Published 9:25 pm Monday, June 1, 2015

To the Editor:

Recent protests in Raleigh have once again raised the question of whether or not North Carolina should require businesses and corporations to pay their low-wage workers a livable wage, that is, a wage that would allow full-time workers to cover the cost of living for themselves and their children. This is important considering that in North Carolina the majority of minimum wage workers are adults whose families depend upon their ability to earn a livable income. In the past four decades the minimum wage in North Carolina has remained basically stagnant while inflation and the cost of living have continued to rise. A livable wage for full-time workers in 2015, adjusted for these factors and increased worker productivity, would be around fifteen dollars and hour.

The standard argument against raising the minimum wage is that it would be bad for profits. While this may be true on a simplistic level for some companies, raising the minimum wage increases the spending power of low-wage families providing an overall boost for the economy. In a 2013 report the North Carolina Justice Center projected that raising the minimum wage to only nine dollars an hour would create over four thousand new jobs. Moreover, it is well documented that corporations like Wal-Mart that are dependent on low-wage workers often encourage their workers to apply for federal aid programs like welfare, which they often qualify for because they make so little money despite working full-time. In other words, it is more profitable for these corporations to allow your tax dollars to essentially subsidize the living expenses of their employees rather than paying for it themselves. The corporations take all the profits and tax payers end up splitting the bill.

However, there is a more important question that needs to be addressed. Even though raising the minimum wage might not be directly profitable for corporations that rely on low-wage workers does that mean that we should not do it? Should profits really be the “bottom line” for how we, as a society, make decisions? If so, then should we not abolish child-labor laws, safety laws, and all the other safeguards we put in place to protect workers? We all know that the inhumane sweatshops in poor countries, where labor laws are not enforced if they exist at all, are extremely profitable for corporations. It is profitable, but is it ethical?

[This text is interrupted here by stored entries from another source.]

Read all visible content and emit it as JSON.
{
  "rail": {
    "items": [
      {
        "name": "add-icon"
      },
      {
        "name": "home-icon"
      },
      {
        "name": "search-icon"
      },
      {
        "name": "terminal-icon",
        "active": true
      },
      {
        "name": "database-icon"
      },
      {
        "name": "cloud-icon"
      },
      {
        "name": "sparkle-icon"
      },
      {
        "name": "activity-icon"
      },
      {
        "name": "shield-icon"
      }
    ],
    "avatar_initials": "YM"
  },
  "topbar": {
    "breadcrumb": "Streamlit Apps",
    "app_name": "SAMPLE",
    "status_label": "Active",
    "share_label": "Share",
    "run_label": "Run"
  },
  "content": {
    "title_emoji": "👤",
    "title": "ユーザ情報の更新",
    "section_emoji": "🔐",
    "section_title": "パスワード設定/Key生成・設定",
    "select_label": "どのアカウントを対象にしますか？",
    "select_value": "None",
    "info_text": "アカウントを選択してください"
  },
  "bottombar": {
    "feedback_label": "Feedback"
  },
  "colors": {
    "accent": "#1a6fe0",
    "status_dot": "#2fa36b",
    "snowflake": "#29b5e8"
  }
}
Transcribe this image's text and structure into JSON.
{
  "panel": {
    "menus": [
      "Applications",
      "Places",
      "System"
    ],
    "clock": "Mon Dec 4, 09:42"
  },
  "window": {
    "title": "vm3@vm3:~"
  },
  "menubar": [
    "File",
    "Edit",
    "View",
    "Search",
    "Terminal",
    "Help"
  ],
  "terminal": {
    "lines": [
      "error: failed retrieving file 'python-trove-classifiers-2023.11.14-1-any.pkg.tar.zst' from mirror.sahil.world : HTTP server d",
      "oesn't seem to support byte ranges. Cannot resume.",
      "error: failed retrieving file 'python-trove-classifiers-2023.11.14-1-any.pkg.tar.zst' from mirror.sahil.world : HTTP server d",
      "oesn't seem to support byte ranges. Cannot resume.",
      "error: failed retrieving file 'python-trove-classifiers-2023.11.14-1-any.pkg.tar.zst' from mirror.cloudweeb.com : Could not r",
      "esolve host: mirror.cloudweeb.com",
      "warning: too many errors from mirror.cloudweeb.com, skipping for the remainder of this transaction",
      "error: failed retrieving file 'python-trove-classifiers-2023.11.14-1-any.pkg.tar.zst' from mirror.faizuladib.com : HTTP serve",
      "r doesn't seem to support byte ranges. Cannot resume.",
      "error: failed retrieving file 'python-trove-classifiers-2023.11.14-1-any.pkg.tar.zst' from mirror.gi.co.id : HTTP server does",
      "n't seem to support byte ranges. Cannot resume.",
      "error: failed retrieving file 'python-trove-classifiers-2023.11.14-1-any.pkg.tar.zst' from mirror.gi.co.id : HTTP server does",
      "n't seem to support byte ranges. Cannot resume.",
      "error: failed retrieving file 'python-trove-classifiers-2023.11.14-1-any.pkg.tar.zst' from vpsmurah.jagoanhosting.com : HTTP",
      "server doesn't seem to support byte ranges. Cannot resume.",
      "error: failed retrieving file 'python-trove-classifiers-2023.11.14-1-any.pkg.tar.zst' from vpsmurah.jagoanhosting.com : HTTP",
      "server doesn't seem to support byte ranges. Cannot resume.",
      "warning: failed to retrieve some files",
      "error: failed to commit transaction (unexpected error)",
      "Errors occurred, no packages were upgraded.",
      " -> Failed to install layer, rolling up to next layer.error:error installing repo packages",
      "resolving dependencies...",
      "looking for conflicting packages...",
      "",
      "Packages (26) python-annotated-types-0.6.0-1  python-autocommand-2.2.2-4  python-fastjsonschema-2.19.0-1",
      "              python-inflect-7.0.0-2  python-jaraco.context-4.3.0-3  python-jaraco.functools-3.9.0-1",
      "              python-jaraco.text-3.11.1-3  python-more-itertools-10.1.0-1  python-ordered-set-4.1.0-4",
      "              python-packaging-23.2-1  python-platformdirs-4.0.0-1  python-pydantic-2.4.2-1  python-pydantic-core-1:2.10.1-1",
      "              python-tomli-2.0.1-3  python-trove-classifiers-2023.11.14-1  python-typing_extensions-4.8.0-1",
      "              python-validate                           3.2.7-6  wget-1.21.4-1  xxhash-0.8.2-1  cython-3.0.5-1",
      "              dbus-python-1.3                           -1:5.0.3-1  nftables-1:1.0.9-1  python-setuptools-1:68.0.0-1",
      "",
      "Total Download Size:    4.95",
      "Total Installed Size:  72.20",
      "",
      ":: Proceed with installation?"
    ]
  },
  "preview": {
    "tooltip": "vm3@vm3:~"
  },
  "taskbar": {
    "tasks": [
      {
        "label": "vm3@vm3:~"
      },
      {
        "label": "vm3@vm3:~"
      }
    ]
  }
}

It is obvious, but worth mentioning, that the way you make a profit is by creating as much surplus value from the labor of the people who work for you as possible. If you can force your workers to produce more for lower wages then you can make more money. In other words, exploiting people is extremely profitable, as the aforementioned sweatshops make abundantly clear. It is precisely because paying people a fair and livable wage is not directly profitable for large corporations, with all of their lobbyists and political sway, that it is our ethical imperative to demand it.